Exit stage right (but only after a huge amount of media pressure), the former CEO of Southern Health NHS Trust, Katrina Percy. You may recall that the trust and its CEO had been widely discredited after a report commissioned by NHS England and published in December 2015, discovered that only 272 of the 722 deaths that had occurred in the trust over the previous four years had been properly investigated – and those that were looked into had revealed a badly and repeatedly failing environment. A finding of neglect at a 2013 inquest, a ‘failure of leadership’ and governance and a CQC warning notice in 2014-2016, questionable awards of highly lucrative contracts to acquaintances of the CEO without a formal bidding/tendering process…so much for the NHS mantra of learning from mistakes.

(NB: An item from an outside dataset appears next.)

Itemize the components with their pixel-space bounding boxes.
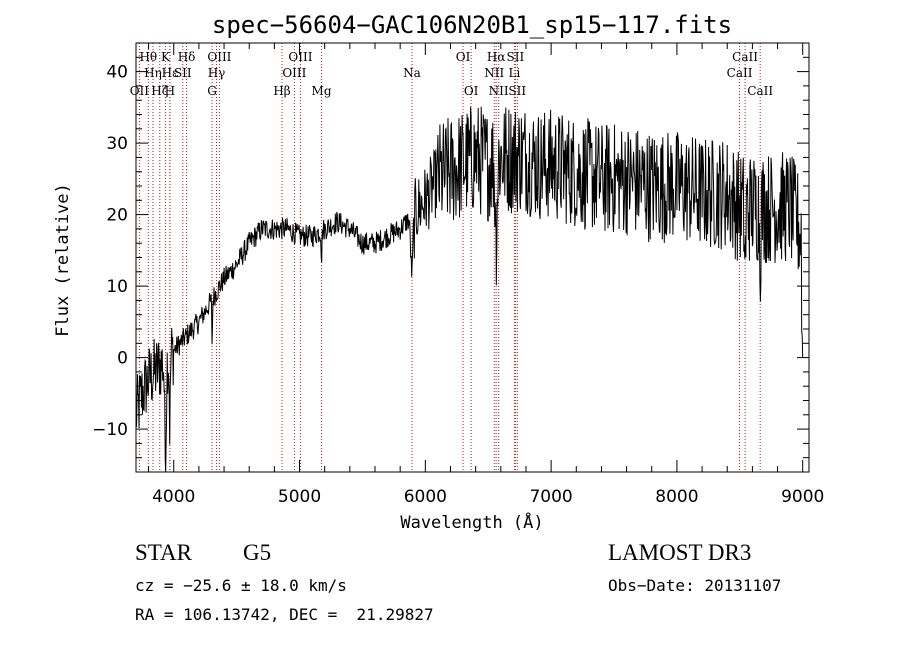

Also exiting stage right in Katrina Percy’s slipstream – but with equal reluctance – went the Trust‘s chairman, Tim Smart, who was turned inside out good and proper in a squirmingly embarrassing televised interview. Shifting his weight from one buttock to the other like a colonically troubled tennis player receiving serve at Wimbledon, he eventually conceded that an entirely new post had indeed been created for the widely-criticised former CEO at an annual salary of a modest £240k. The post had not been externally (or internally) advertised and indeed Katrina Percy was not just the only applicant – she was also the only person, apart from himself, who knew that the job was being created for her. The trust chairman tried to avoid this question firstly by maintaining a studied silence and then (thinking better of this approach) by saying that she was ‘uniquely qualified’ for the post, which is why nobody else could do it. There are moments in life when you can find yourself with the wrong surname for the situation, but alas it was too late for Mr Smart to change his name by Deed Poll. Although he must surely be weighing up his options in that regard now that he is such a star of stage and screen. And Youtube.

I fear that healthcare is moving into very dangerous territory where registered healthcare professionals face a level of public scrutiny that their managers and regulators do not feel they should be subjected to themselves – and which they deeply resent and bristle against.

The NMC was entitled to point out that it was ‘just doing its job’, but so was Pauline Cafferkey. If only PHE had been doing its job. The ‘how very dare you’ reaction of the NMC CEO when asked to apologise for its excessive zeal in investigating Pauline Cafferkey and her colleagues, and the indignant irritation of the Southern Health CEO and chair said it all. Doh.